Even quantum computing optimists don't expect cryptographically-relevant quantum computers before 2030. Most serious researchers say 2040-2050.

What Bitcoin Can Do About It

Bitcoin has time. And options.

1. Post-Quantum Cryptography

NIST finalized its first post-quantum cryptographic standards in 2024. These include:

• CRYSTALS-Dilithium — Digital signatures resistant to Shor's algorithm
• SPHINCS+ — Hash-based signatures (even more conservative)
• CRYSTALS-Kyber — Key encapsulation for future use

Bitcoin could soft-fork to support these new signature schemes. The community has been discussing BIP proposals for quantum resistance since 2016.
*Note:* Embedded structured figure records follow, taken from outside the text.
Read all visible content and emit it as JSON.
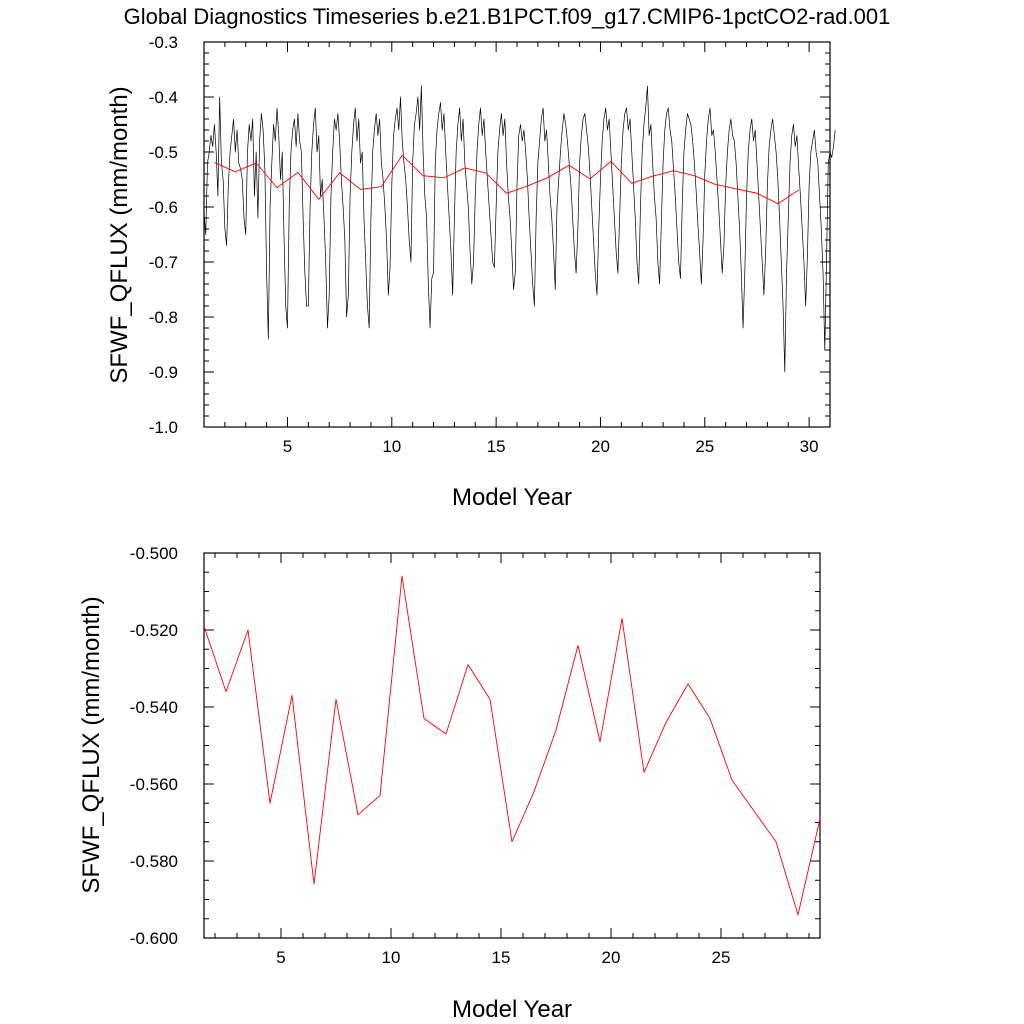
{
  "title": "Global Diagnostics Timeseries b.e21.B1PCT.f09_g17.CMIP6-1pctCO2-rad.001",
  "chart_data": [
    {
      "type": "line",
      "xlabel": "Model Year",
      "ylabel": "SFWF_QFLUX (mm/month)",
      "xlim": [
        1,
        31
      ],
      "ylim": [
        -1.0,
        -0.3
      ],
      "x_ticks": [
        "5",
        "10",
        "15",
        "20",
        "25",
        "30"
      ],
      "y_ticks": [
        "-1.0",
        "-0.9",
        "-0.8",
        "-0.7",
        "-0.6",
        "-0.5",
        "-0.4",
        "-0.3"
      ],
      "grid": false,
      "series": [
        {
          "color": "#000000",
          "x_start": 1.0,
          "x_step": 0.0833333,
          "values": [
            -0.61,
            -0.65,
            -0.52,
            -0.5,
            -0.47,
            -0.49,
            -0.45,
            -0.5,
            -0.58,
            -0.4,
            -0.52,
            -0.55,
            -0.64,
            -0.67,
            -0.56,
            -0.5,
            -0.47,
            -0.44,
            -0.5,
            -0.46,
            -0.52,
            -0.53,
            -0.55,
            -0.62,
            -0.65,
            -0.5,
            -0.45,
            -0.48,
            -0.44,
            -0.58,
            -0.5,
            -0.62,
            -0.48,
            -0.43,
            -0.46,
            -0.53,
            -0.72,
            -0.84,
            -0.6,
            -0.52,
            -0.45,
            -0.48,
            -0.42,
            -0.47,
            -0.55,
            -0.5,
            -0.65,
            -0.78,
            -0.82,
            -0.6,
            -0.5,
            -0.46,
            -0.44,
            -0.49,
            -0.43,
            -0.48,
            -0.5,
            -0.62,
            -0.72,
            -0.78,
            -0.78,
            -0.6,
            -0.5,
            -0.45,
            -0.42,
            -0.5,
            -0.47,
            -0.58,
            -0.55,
            -0.62,
            -0.7,
            -0.82,
            -0.76,
            -0.58,
            -0.5,
            -0.44,
            -0.46,
            -0.43,
            -0.48,
            -0.55,
            -0.6,
            -0.66,
            -0.8,
            -0.76,
            -0.58,
            -0.5,
            -0.45,
            -0.42,
            -0.48,
            -0.44,
            -0.52,
            -0.5,
            -0.62,
            -0.7,
            -0.78,
            -0.82,
            -0.62,
            -0.5,
            -0.46,
            -0.43,
            -0.47,
            -0.44,
            -0.52,
            -0.55,
            -0.6,
            -0.66,
            -0.76,
            -0.71,
            -0.56,
            -0.47,
            -0.44,
            -0.42,
            -0.46,
            -0.4,
            -0.48,
            -0.52,
            -0.55,
            -0.6,
            -0.66,
            -0.7,
            -0.52,
            -0.45,
            -0.43,
            -0.4,
            -0.46,
            -0.38,
            -0.5,
            -0.58,
            -0.62,
            -0.74,
            -0.82,
            -0.73,
            -0.72,
            -0.52,
            -0.46,
            -0.43,
            -0.41,
            -0.46,
            -0.43,
            -0.5,
            -0.56,
            -0.62,
            -0.68,
            -0.76,
            -0.62,
            -0.5,
            -0.45,
            -0.42,
            -0.48,
            -0.44,
            -0.52,
            -0.56,
            -0.6,
            -0.68,
            -0.74,
            -0.7,
            -0.58,
            -0.5,
            -0.45,
            -0.42,
            -0.47,
            -0.44,
            -0.5,
            -0.55,
            -0.6,
            -0.65,
            -0.7,
            -0.71,
            -0.6,
            -0.5,
            -0.46,
            -0.43,
            -0.47,
            -0.44,
            -0.52,
            -0.58,
            -0.62,
            -0.68,
            -0.75,
            -0.72,
            -0.56,
            -0.47,
            -0.45,
            -0.48,
            -0.46,
            -0.5,
            -0.55,
            -0.62,
            -0.68,
            -0.74,
            -0.78,
            -0.62,
            -0.52,
            -0.48,
            -0.44,
            -0.42,
            -0.48,
            -0.46,
            -0.52,
            -0.58,
            -0.62,
            -0.68,
            -0.75,
            -0.6,
            -0.55,
            -0.5,
            -0.46,
            -0.43,
            -0.45,
            -0.48,
            -0.52,
            -0.56,
            -0.62,
            -0.68,
            -0.72,
            -0.64,
            -0.52,
            -0.47,
            -0.44,
            -0.43,
            -0.46,
            -0.49,
            -0.54,
            -0.6,
            -0.66,
            -0.72,
            -0.76,
            -0.64,
            -0.55,
            -0.48,
            -0.44,
            -0.42,
            -0.46,
            -0.44,
            -0.5,
            -0.56,
            -0.62,
            -0.68,
            -0.72,
            -0.62,
            -0.52,
            -0.46,
            -0.43,
            -0.42,
            -0.46,
            -0.44,
            -0.5,
            -0.56,
            -0.62,
            -0.7,
            -0.74,
            -0.6,
            -0.5,
            -0.45,
            -0.42,
            -0.38,
            -0.47,
            -0.45,
            -0.52,
            -0.58,
            -0.62,
            -0.7,
            -0.74,
            -0.63,
            -0.52,
            -0.46,
            -0.43,
            -0.42,
            -0.46,
            -0.48,
            -0.53,
            -0.58,
            -0.64,
            -0.7,
            -0.73,
            -0.6,
            -0.5,
            -0.46,
            -0.43,
            -0.44,
            -0.45,
            -0.48,
            -0.52,
            -0.57,
            -0.63,
            -0.68,
            -0.74,
            -0.66,
            -0.54,
            -0.48,
            -0.44,
            -0.42,
            -0.47,
            -0.46,
            -0.5,
            -0.55,
            -0.6,
            -0.66,
            -0.72,
            -0.67,
            -0.56,
            -0.5,
            -0.46,
            -0.44,
            -0.47,
            -0.48,
            -0.52,
            -0.58,
            -0.64,
            -0.72,
            -0.82,
            -0.72,
            -0.58,
            -0.5,
            -0.46,
            -0.44,
            -0.48,
            -0.46,
            -0.52,
            -0.58,
            -0.64,
            -0.7,
            -0.76,
            -0.68,
            -0.56,
            -0.49,
            -0.46,
            -0.44,
            -0.47,
            -0.5,
            -0.55,
            -0.62,
            -0.7,
            -0.78,
            -0.9,
            -0.72,
            -0.62,
            -0.52,
            -0.47,
            -0.45,
            -0.49,
            -0.47,
            -0.53,
            -0.58,
            -0.64,
            -0.7,
            -0.78,
            -0.69,
            -0.56,
            -0.5,
            -0.48,
            -0.46,
            -0.5,
            -0.52,
            -0.58,
            -0.64,
            -0.72,
            -0.86,
            -0.7,
            -0.52,
            -0.5,
            -0.51,
            -0.49,
            -0.46
          ]
        },
        {
          "color": "#ff0000",
          "x": [
            1.5,
            2.5,
            3.5,
            4.5,
            5.5,
            6.5,
            7.5,
            8.5,
            9.5,
            10.5,
            11.5,
            12.5,
            13.5,
            14.5,
            15.5,
            16.5,
            17.5,
            18.5,
            19.5,
            20.5,
            21.5,
            22.5,
            23.5,
            24.5,
            25.5,
            26.5,
            27.5,
            28.5,
            29.5
          ],
          "values": [
            -0.519,
            -0.536,
            -0.52,
            -0.565,
            -0.537,
            -0.586,
            -0.538,
            -0.568,
            -0.563,
            -0.506,
            -0.543,
            -0.547,
            -0.529,
            -0.538,
            -0.575,
            -0.562,
            -0.546,
            -0.524,
            -0.549,
            -0.517,
            -0.557,
            -0.544,
            -0.534,
            -0.543,
            -0.559,
            -0.567,
            -0.575,
            -0.594,
            -0.569
          ]
        }
      ]
    },
    {
      "type": "line",
      "xlabel": "Model Year",
      "ylabel": "SFWF_QFLUX (mm/month)",
      "xlim": [
        1.5,
        29.5
      ],
      "ylim": [
        -0.6,
        -0.5
      ],
      "x_ticks": [
        "5",
        "10",
        "15",
        "20",
        "25"
      ],
      "y_ticks": [
        "-0.600",
        "-0.580",
        "-0.560",
        "-0.540",
        "-0.520",
        "-0.500"
      ],
      "grid": false,
      "series": [
        {
          "color": "#ff0000",
          "x": [
            1.5,
            2.5,
            3.5,
            4.5,
            5.5,
            6.5,
            7.5,
            8.5,
            9.5,
            10.5,
            11.5,
            12.5,
            13.5,
            14.5,
            15.5,
            16.5,
            17.5,
            18.5,
            19.5,
            20.5,
            21.5,
            22.5,
            23.5,
            24.5,
            25.5,
            26.5,
            27.5,
            28.5,
            29.5
          ],
          "values": [
            -0.519,
            -0.536,
            -0.52,
            -0.565,
            -0.537,
            -0.586,
            -0.538,
            -0.568,
            -0.563,
            -0.506,
            -0.543,
            -0.547,
            -0.529,
            -0.538,
            -0.575,
            -0.562,
            -0.546,
            -0.524,
            -0.549,
            -0.517,
            -0.557,
            -0.544,
            -0.534,
            -0.543,
            -0.559,
            -0.567,
            -0.575,
            -0.594,
            -0.569
          ]
        }
      ]
    }
  ]
}
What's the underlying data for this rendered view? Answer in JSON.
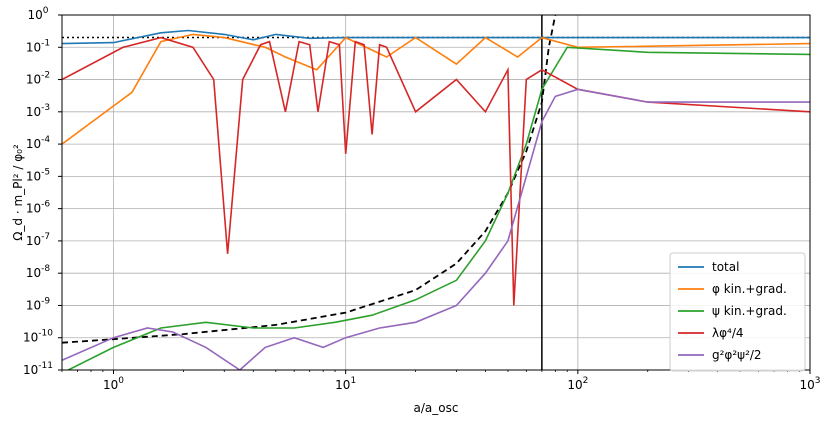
{
  "chart_data": {
    "type": "line",
    "xlabel": "a/a_osc",
    "ylabel": "Ω_d · m_Pl² / φ₀²",
    "xscale": "log",
    "yscale": "log",
    "xlim": [
      0.6,
      1000
    ],
    "ylim": [
      1e-11,
      1
    ],
    "x_ticks": [
      {
        "value": 1,
        "base": "10",
        "exp": "0"
      },
      {
        "value": 10,
        "base": "10",
        "exp": "1"
      },
      {
        "value": 100,
        "base": "10",
        "exp": "2"
      },
      {
        "value": 1000,
        "base": "10",
        "exp": "3"
      }
    ],
    "y_ticks": [
      {
        "value": 1,
        "base": "10",
        "exp": "0"
      },
      {
        "value": 0.1,
        "base": "10",
        "exp": "-1"
      },
      {
        "value": 0.01,
        "base": "10",
        "exp": "-2"
      },
      {
        "value": 0.001,
        "base": "10",
        "exp": "-3"
      },
      {
        "value": 0.0001,
        "base": "10",
        "exp": "-4"
      },
      {
        "value": 1e-05,
        "base": "10",
        "exp": "-5"
      },
      {
        "value": 1e-06,
        "base": "10",
        "exp": "-6"
      },
      {
        "value": 1e-07,
        "base": "10",
        "exp": "-7"
      },
      {
        "value": 1e-08,
        "base": "10",
        "exp": "-8"
      },
      {
        "value": 1e-09,
        "base": "10",
        "exp": "-9"
      },
      {
        "value": 1e-10,
        "base": "10",
        "exp": "-10"
      },
      {
        "value": 1e-11,
        "base": "10",
        "exp": "-11"
      }
    ],
    "grid": true,
    "legend_position": "bottom-right",
    "reference_lines": {
      "horizontal_dotted_y": 0.2,
      "vertical_solid_x": 70,
      "dashed_curve": {
        "x": [
          0.6,
          1,
          2,
          5,
          10,
          20,
          30,
          40,
          50,
          60,
          70,
          75,
          80
        ],
        "y": [
          7e-11,
          9e-11,
          1.3e-10,
          2.5e-10,
          6e-10,
          3e-09,
          2e-08,
          2e-07,
          3e-06,
          6e-05,
          0.002,
          0.1,
          1
        ]
      }
    },
    "series": [
      {
        "name": "total",
        "color": "#1f77b4",
        "x": [
          0.6,
          1,
          1.6,
          2.1,
          3,
          4,
          5,
          7,
          10,
          30,
          70,
          100,
          1000
        ],
        "y": [
          0.13,
          0.14,
          0.28,
          0.33,
          0.25,
          0.17,
          0.25,
          0.19,
          0.2,
          0.2,
          0.2,
          0.2,
          0.2
        ]
      },
      {
        "name": "φ kin.+grad.",
        "color": "#ff7f0e",
        "x": [
          0.6,
          1.2,
          1.6,
          2.2,
          3,
          4.5,
          5.5,
          7.5,
          10,
          15,
          20,
          30,
          40,
          55,
          70,
          100,
          1000
        ],
        "y": [
          0.0001,
          0.004,
          0.15,
          0.25,
          0.2,
          0.1,
          0.05,
          0.02,
          0.2,
          0.05,
          0.2,
          0.03,
          0.2,
          0.05,
          0.2,
          0.1,
          0.13
        ]
      },
      {
        "name": "ψ kin.+grad.",
        "color": "#2ca02c",
        "x": [
          0.6,
          1,
          1.6,
          2.5,
          4,
          6,
          9,
          13,
          20,
          30,
          40,
          50,
          60,
          70,
          90,
          200,
          1000
        ],
        "y": [
          8e-12,
          5e-11,
          2e-10,
          3e-10,
          2e-10,
          2e-10,
          3e-10,
          5e-10,
          1.5e-09,
          6e-09,
          1e-07,
          3e-06,
          0.0001,
          0.005,
          0.1,
          0.07,
          0.06
        ]
      },
      {
        "name": "λφ⁴/4",
        "color": "#d62728",
        "x": [
          0.6,
          1.1,
          1.6,
          2.2,
          2.7,
          3.1,
          3.6,
          4.3,
          4.7,
          5.5,
          6.3,
          7,
          7.6,
          8.5,
          9.4,
          10,
          11,
          12,
          13,
          14,
          15,
          20,
          30,
          40,
          50,
          53,
          60,
          70,
          100,
          200,
          1000
        ],
        "y": [
          0.01,
          0.1,
          0.2,
          0.1,
          0.01,
          4e-08,
          0.01,
          0.12,
          0.15,
          0.001,
          0.15,
          0.12,
          0.001,
          0.15,
          0.12,
          5e-05,
          0.15,
          0.12,
          0.0002,
          0.12,
          0.1,
          0.001,
          0.01,
          0.001,
          0.02,
          1e-09,
          0.01,
          0.02,
          0.005,
          0.002,
          0.001
        ]
      },
      {
        "name": "g²φ²ψ²/2",
        "color": "#9467bd",
        "x": [
          0.6,
          1,
          1.4,
          1.8,
          2.5,
          3.5,
          4.5,
          6,
          8,
          10,
          14,
          20,
          30,
          40,
          50,
          60,
          70,
          80,
          100,
          200,
          1000
        ],
        "y": [
          2e-11,
          1e-10,
          2e-10,
          1.5e-10,
          5e-11,
          1e-11,
          5e-11,
          1e-10,
          5e-11,
          1e-10,
          2e-10,
          3e-10,
          1e-09,
          1e-08,
          1e-07,
          1e-05,
          0.0005,
          0.003,
          0.005,
          0.002,
          0.002
        ]
      }
    ],
    "legend": [
      {
        "label": "total",
        "color": "#1f77b4"
      },
      {
        "label": "φ kin.+grad.",
        "color": "#ff7f0e"
      },
      {
        "label": "ψ kin.+grad.",
        "color": "#2ca02c"
      },
      {
        "label": "λφ⁴/4",
        "color": "#d62728"
      },
      {
        "label": "g²φ²ψ²/2",
        "color": "#9467bd"
      }
    ]
  }
}
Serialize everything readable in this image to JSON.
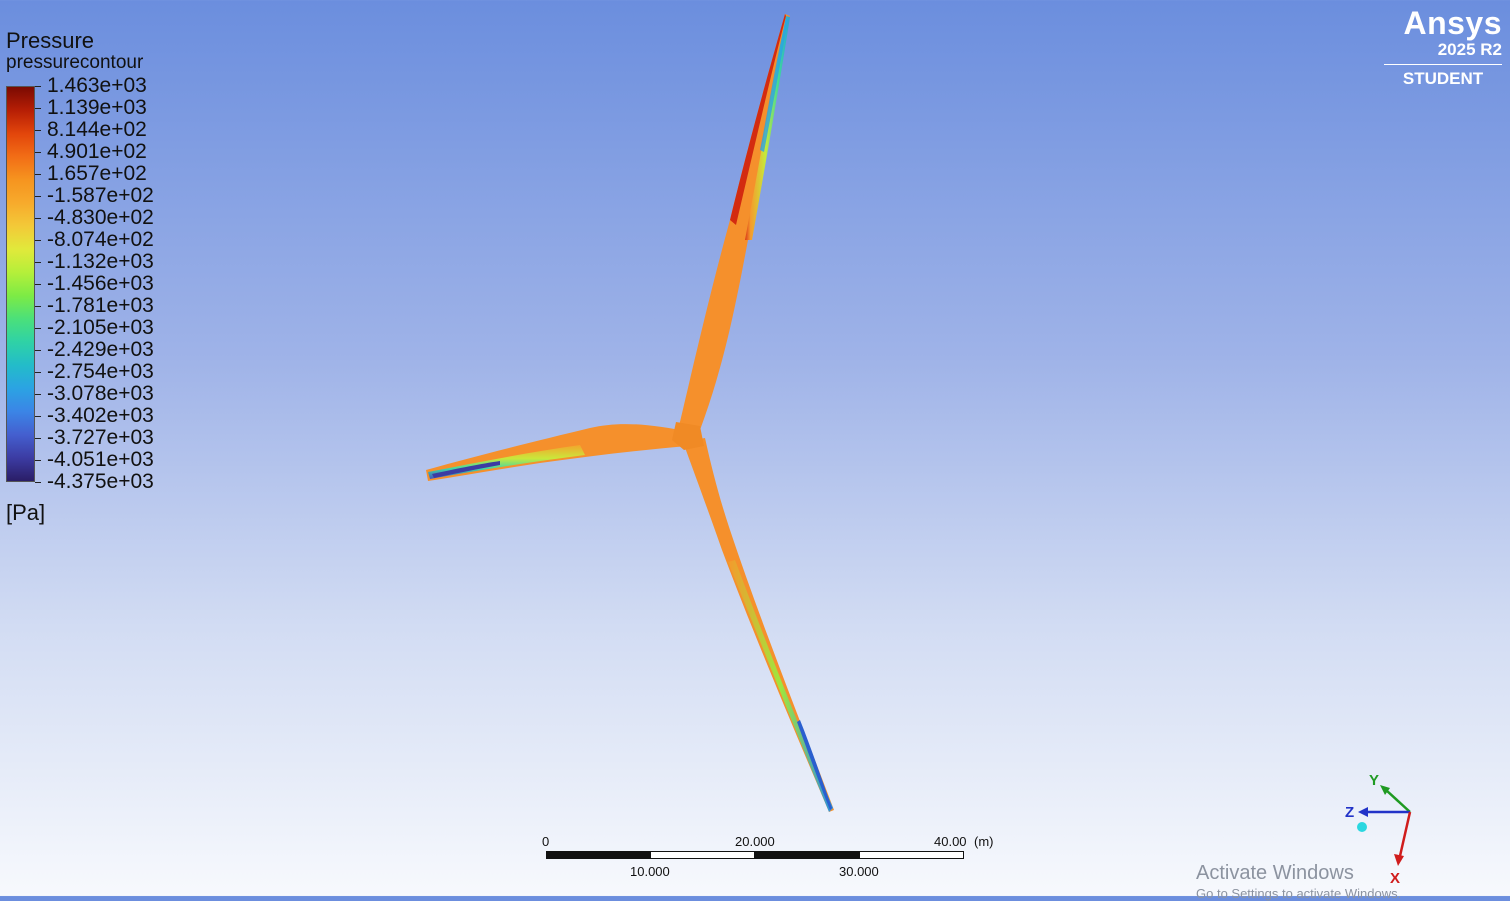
{
  "legend": {
    "variable": "Pressure",
    "name": "pressurecontour",
    "unit": "[Pa]",
    "ticks": [
      "1.463e+03",
      "1.139e+03",
      "8.144e+02",
      "4.901e+02",
      "1.657e+02",
      "-1.587e+02",
      "-4.830e+02",
      "-8.074e+02",
      "-1.132e+03",
      "-1.456e+03",
      "-1.781e+03",
      "-2.105e+03",
      "-2.429e+03",
      "-2.754e+03",
      "-3.078e+03",
      "-3.402e+03",
      "-3.727e+03",
      "-4.051e+03",
      "-4.375e+03"
    ],
    "colors": [
      "#7b0a02",
      "#b61e05",
      "#e2450b",
      "#f26d16",
      "#f6941f",
      "#f7aa2c",
      "#f3c938",
      "#e1e93b",
      "#b5ef3a",
      "#7deb45",
      "#4be07a",
      "#2fd2a6",
      "#23bcc9",
      "#2ba3e3",
      "#3b85e6",
      "#445fcf",
      "#3c3ca3",
      "#2a1d66"
    ]
  },
  "logo": {
    "brand": "Ansys",
    "version": "2025 R2",
    "edition": "STUDENT"
  },
  "scale": {
    "top_labels": [
      "0",
      "20.000",
      "40.00"
    ],
    "bottom_labels": [
      "10.000",
      "30.000"
    ],
    "unit": "(m)"
  },
  "triad": {
    "y": "Y",
    "z": "Z",
    "x": "X"
  },
  "watermark": {
    "line1": "Activate Windows",
    "line2": "Go to Settings to activate Windows."
  },
  "colors": {
    "blade_base": "#f5902c",
    "background_top": "#6b8ede",
    "background_bottom": "#f7f9fd"
  }
}
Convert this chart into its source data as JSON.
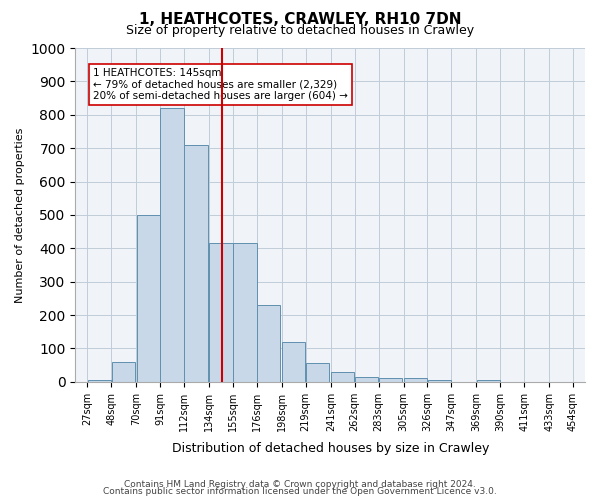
{
  "title": "1, HEATHCOTES, CRAWLEY, RH10 7DN",
  "subtitle": "Size of property relative to detached houses in Crawley",
  "xlabel": "Distribution of detached houses by size in Crawley",
  "ylabel": "Number of detached properties",
  "bins": [
    27,
    48,
    70,
    91,
    112,
    134,
    155,
    176,
    198,
    219,
    241,
    262,
    283,
    305,
    326,
    347,
    369,
    390,
    411,
    433,
    454
  ],
  "bin_labels": [
    "27sqm",
    "48sqm",
    "70sqm",
    "91sqm",
    "112sqm",
    "134sqm",
    "155sqm",
    "176sqm",
    "198sqm",
    "219sqm",
    "241sqm",
    "262sqm",
    "283sqm",
    "305sqm",
    "326sqm",
    "347sqm",
    "369sqm",
    "390sqm",
    "411sqm",
    "433sqm",
    "454sqm"
  ],
  "values": [
    5,
    60,
    500,
    820,
    710,
    415,
    415,
    230,
    120,
    55,
    30,
    15,
    10,
    10,
    5,
    0,
    5,
    0,
    0,
    0
  ],
  "bar_color": "#c8d8e8",
  "bar_edge_color": "#6090b0",
  "vline_x": 145,
  "vline_color": "#cc0000",
  "annotation_text": "1 HEATHCOTES: 145sqm\n← 79% of detached houses are smaller (2,329)\n20% of semi-detached houses are larger (604) →",
  "annotation_box_color": "#ffffff",
  "annotation_box_edge": "#cc0000",
  "ylim": [
    0,
    1000
  ],
  "yticks": [
    0,
    100,
    200,
    300,
    400,
    500,
    600,
    700,
    800,
    900,
    1000
  ],
  "grid_color": "#c0ccd8",
  "footer1": "Contains HM Land Registry data © Crown copyright and database right 2024.",
  "footer2": "Contains public sector information licensed under the Open Government Licence v3.0.",
  "bg_color": "#f0f4f8"
}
2. Address Format Migration

A coordinated migration to quantum-resistant addresses could protect the network. This has precedent—Bitcoin has upgraded address formats multiple times (P2PKH → P2SH → P2WPKH → P2TR).

3. The Nuclear Option

In an emergency, a hard fork could:

• Freeze all P2PK addresses (controversial—includes Satoshi's coins)
• Require migration to new address formats within a deadline
• Implement quantum-resistant signatures immediately

Nobody wants this option. But it exists.

The Incentive Argument

Here's something the doomers miss: quantum computer operators have stronger incentives to mine Bitcoin than to attack it.

A quantum computer capable of breaking ECDSA could also find SHA-256 hashes faster (via Grover's algorithm). The first entity with such a computer could:

1. Attack Bitcoin — Steal some coins, destroy confidence in the network, crash the price of everything you stole
2. Mine Bitcoin — Earn consistent, legitimate block rewards while the network functions normally

Option 2 is obviously more profitable. You'd be killing the golden goose for a one-time meal.

My Take

Christopher Wood is a smart guy. He's also managing other people's money and needs to account for tail risks.

For institutional allocators with fiduciary duties, "quantum might break Bitcoin someday" is a reasonable concern to flag. It's conservative risk management.

For individual holders? I think it's overblown.

The timeline is long. The solutions exist. The incentives work in Bitcoin's favor. And the 33% "vulnerable" supply includes coins that are probably lost forever anyway (including Satoshi's stash, which moving would be a bigger story than quantum computing).

What I'm watching:

• Progress on quantum error correction (the real bottleneck)
• Bitcoin BIPs proposing quantum-resistant upgrades
• NIST post-quantum standard adoption in other protocols

If you see a 10,000-qubit quantum computer with stable error correction, then start worrying. Until then, the bigger risk to your Bitcoin is forgetting your seed phrase.

Sources & Further Reading

• Google's Willow Quantum Chip Announcement — The 105-qubit chip that sparked recent headlines
• NIST Post-Quantum Cryptography Standards — The official quantum-resistant encryption standards
• Bitcoin Magazine: Quantum Computing and Bitcoin Security — Technical deep-dive on attack vectors
• RAND: When Quantum Computers Break Encryption — Timeline estimates from security researchers

This isn't financial or cryptographic advice. I'm a developer, not a quantum physicist. Do your own research—but maybe don't sell your Bitcoin because of a threat that's decades away.